Here, once again, is a guest post from the incomparable David Levy. Erzebet died at the time great strides were being made in astronomy; the work of Galileo was discovered, and attacked, and many centuries later, men walked on our moon in 1969. Enjoy.
Skyward
By
David H. Levy
A Nightwatchman’s Journey: The Road not
Taken
On Friday, June 14, my latest book, my
autobiography entitled A Nightwatchman’s Journey: The Road not Taken was
launched at the Royal Astronomical Society’s General Assembly in Toronto. It is a book I have been working on for
almost a decade, and it is the story of my life. The book begins in medias res, in
the midst of a suicide attempt that happened shortly after I graduated from
Acadia. I have suffered from depression
throughout my life, but this book describes my efforts to conquer it. It tells of how I made many poor decisions in
my life, but how two of them were good.
The best decision was marrying Wendee, which I did in 1997 and with whom
I have had 22 happy years. The other
one was to begin, on December 17, 1965, a search for comets.

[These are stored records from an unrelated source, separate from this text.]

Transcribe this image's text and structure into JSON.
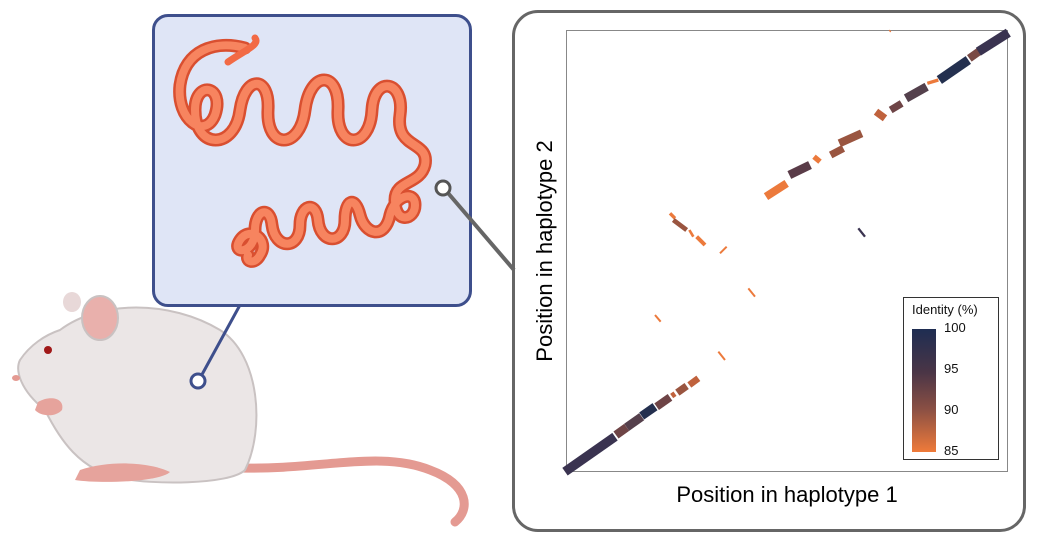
{
  "figure": {
    "plot": {
      "x_label": "Position in haplotype 1",
      "y_label": "Position in haplotype 2",
      "legend": {
        "title": "Identity (%)",
        "ticks": [
          "100",
          "95",
          "90",
          "85"
        ],
        "range": [
          85,
          100
        ],
        "colors": {
          "high": "#1e2d52",
          "mid": "#8a4f44",
          "low": "#ef7a3a"
        }
      }
    },
    "colors": {
      "inset_background": "#dfe5f6",
      "inset_border": "#3e4f8c",
      "worm": "#f26a45",
      "panel_border": "#666666"
    }
  }
}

It took me nineteen years, searching
with telescopes for 917 hours 28 minutes, before I finally found my first comet
in 1984. Since then I have found 22
more. One was an electronic find shared
with Tom Glinos in 2010. Thirteen were
photographic film discoveries shared with Gene and Carolyn Shoemaker (including
Shoemaker-Levy 9 which collided with Jupiter in 1994) and there were nine
visual comet finds. If the first
seventy-one years of my life had been just staring through the eyepiece of a
telescope, however, there would not have been much to write about. What happened on the road less travelled by,
like Robert Frost, has made all the difference.

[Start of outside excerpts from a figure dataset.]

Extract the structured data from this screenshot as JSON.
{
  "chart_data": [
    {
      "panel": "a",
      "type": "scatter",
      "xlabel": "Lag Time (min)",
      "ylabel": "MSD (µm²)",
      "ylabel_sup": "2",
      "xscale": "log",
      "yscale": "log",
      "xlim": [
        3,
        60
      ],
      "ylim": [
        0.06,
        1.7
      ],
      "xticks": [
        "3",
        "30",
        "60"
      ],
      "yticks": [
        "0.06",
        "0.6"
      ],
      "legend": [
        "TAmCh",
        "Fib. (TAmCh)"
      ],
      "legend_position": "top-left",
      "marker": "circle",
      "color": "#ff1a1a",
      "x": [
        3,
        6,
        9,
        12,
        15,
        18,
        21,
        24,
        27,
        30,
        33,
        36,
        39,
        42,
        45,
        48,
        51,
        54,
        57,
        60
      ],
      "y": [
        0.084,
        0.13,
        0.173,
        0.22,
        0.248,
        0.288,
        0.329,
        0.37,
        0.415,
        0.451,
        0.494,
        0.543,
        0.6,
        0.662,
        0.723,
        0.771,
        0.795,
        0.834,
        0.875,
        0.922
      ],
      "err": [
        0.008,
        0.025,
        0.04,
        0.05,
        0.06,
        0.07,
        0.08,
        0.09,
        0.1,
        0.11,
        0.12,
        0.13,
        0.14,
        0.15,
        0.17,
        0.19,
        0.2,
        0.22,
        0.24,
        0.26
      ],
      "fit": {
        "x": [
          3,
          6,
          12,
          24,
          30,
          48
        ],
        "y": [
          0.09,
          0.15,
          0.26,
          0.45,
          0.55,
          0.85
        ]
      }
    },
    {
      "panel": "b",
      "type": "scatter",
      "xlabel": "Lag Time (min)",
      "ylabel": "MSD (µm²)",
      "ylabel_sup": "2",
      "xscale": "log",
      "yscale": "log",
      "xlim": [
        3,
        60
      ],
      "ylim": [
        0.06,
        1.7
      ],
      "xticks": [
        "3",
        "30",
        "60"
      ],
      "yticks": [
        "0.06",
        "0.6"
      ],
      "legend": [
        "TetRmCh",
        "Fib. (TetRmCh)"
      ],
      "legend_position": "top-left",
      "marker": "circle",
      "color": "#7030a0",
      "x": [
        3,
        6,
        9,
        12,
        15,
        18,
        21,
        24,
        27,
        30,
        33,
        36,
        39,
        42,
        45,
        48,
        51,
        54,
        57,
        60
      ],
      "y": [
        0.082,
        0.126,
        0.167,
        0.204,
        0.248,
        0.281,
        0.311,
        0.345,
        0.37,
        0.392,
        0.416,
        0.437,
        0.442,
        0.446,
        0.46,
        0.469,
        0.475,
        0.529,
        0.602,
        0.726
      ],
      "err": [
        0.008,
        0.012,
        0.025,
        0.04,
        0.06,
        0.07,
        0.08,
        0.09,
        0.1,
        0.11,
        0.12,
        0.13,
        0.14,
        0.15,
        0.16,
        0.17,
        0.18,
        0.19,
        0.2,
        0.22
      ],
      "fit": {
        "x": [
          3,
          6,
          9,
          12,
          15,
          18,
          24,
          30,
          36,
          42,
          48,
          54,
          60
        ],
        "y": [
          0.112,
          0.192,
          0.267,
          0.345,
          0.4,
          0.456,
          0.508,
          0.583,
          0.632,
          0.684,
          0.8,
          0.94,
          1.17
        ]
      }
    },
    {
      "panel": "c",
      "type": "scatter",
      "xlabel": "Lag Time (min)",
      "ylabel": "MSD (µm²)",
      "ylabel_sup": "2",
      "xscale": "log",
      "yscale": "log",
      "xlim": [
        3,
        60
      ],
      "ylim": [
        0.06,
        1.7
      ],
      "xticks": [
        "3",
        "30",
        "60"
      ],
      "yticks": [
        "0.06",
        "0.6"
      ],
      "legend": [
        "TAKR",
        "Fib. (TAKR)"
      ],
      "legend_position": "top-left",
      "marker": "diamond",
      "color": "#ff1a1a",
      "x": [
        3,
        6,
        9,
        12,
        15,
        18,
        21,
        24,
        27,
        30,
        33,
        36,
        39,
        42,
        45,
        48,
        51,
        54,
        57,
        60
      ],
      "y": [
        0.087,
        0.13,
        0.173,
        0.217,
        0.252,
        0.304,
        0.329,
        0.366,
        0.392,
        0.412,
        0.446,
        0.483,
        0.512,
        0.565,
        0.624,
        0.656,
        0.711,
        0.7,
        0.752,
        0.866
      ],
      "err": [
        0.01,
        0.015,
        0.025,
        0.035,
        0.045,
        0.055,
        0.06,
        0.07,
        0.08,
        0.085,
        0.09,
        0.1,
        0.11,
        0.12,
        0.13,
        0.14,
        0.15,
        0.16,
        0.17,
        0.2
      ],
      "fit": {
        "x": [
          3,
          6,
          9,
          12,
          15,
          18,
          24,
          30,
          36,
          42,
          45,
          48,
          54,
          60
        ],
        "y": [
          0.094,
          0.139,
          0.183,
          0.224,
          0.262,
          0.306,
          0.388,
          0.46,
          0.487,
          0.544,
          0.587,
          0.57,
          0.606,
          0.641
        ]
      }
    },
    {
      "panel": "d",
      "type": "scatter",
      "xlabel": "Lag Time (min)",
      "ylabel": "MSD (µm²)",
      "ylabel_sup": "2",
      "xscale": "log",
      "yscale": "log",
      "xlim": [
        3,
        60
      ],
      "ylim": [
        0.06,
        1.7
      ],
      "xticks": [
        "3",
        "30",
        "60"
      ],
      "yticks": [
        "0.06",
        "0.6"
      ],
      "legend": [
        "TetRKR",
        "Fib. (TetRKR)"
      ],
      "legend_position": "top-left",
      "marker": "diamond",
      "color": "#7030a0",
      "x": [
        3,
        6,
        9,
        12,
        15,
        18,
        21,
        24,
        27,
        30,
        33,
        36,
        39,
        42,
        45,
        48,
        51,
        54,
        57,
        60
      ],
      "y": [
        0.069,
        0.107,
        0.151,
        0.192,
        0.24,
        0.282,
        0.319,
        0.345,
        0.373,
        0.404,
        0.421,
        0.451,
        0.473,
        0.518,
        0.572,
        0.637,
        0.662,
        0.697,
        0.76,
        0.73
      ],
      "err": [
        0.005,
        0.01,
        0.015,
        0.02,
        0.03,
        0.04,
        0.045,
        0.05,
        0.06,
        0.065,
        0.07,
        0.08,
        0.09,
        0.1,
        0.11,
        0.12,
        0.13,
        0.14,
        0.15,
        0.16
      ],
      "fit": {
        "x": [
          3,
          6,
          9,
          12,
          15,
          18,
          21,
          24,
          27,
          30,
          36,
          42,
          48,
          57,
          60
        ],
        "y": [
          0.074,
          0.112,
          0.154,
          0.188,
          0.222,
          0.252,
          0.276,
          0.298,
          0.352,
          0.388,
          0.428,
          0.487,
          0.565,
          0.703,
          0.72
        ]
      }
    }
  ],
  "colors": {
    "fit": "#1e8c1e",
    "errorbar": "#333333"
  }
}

Comets, I learned, are not just for
viewing. They are for reading and for
studying. At first, I did some high school reading about the discovery of Comet
Ikeya-Seki, the brightest comet of the twentieth century. Years later in graduate school at Canada’s
Queen’s University, I prepared a master’s thesis based on the 19th
century English poet Gerard Manley Hopkins, who observed Comet Tempel in 1864
and subsequently wrote a beautiful poem about it. But the writer who seemed to be most into
astronomy, and whose love of the sky I turned into my Ph.D., was none other
than the great William Shakespeare, whose collected works contain more than two
hundred references to the sky, including the opening lines to I Henry VI,
one of his earliest plays:
Hung be the heavens with black, yield day
to night!
Comets, importing change of times and
states,
Brandish your crystal tresses in the sky.
Even
now, when I spend an evening or all night under the stars, I am amazed to be
able to share my experiences with so many people, in all walks of life, who
have come before me. Taking a road
“that was grassy and wanted wear” might have been risky, but it did point me
toward many adventures I’ll never forget.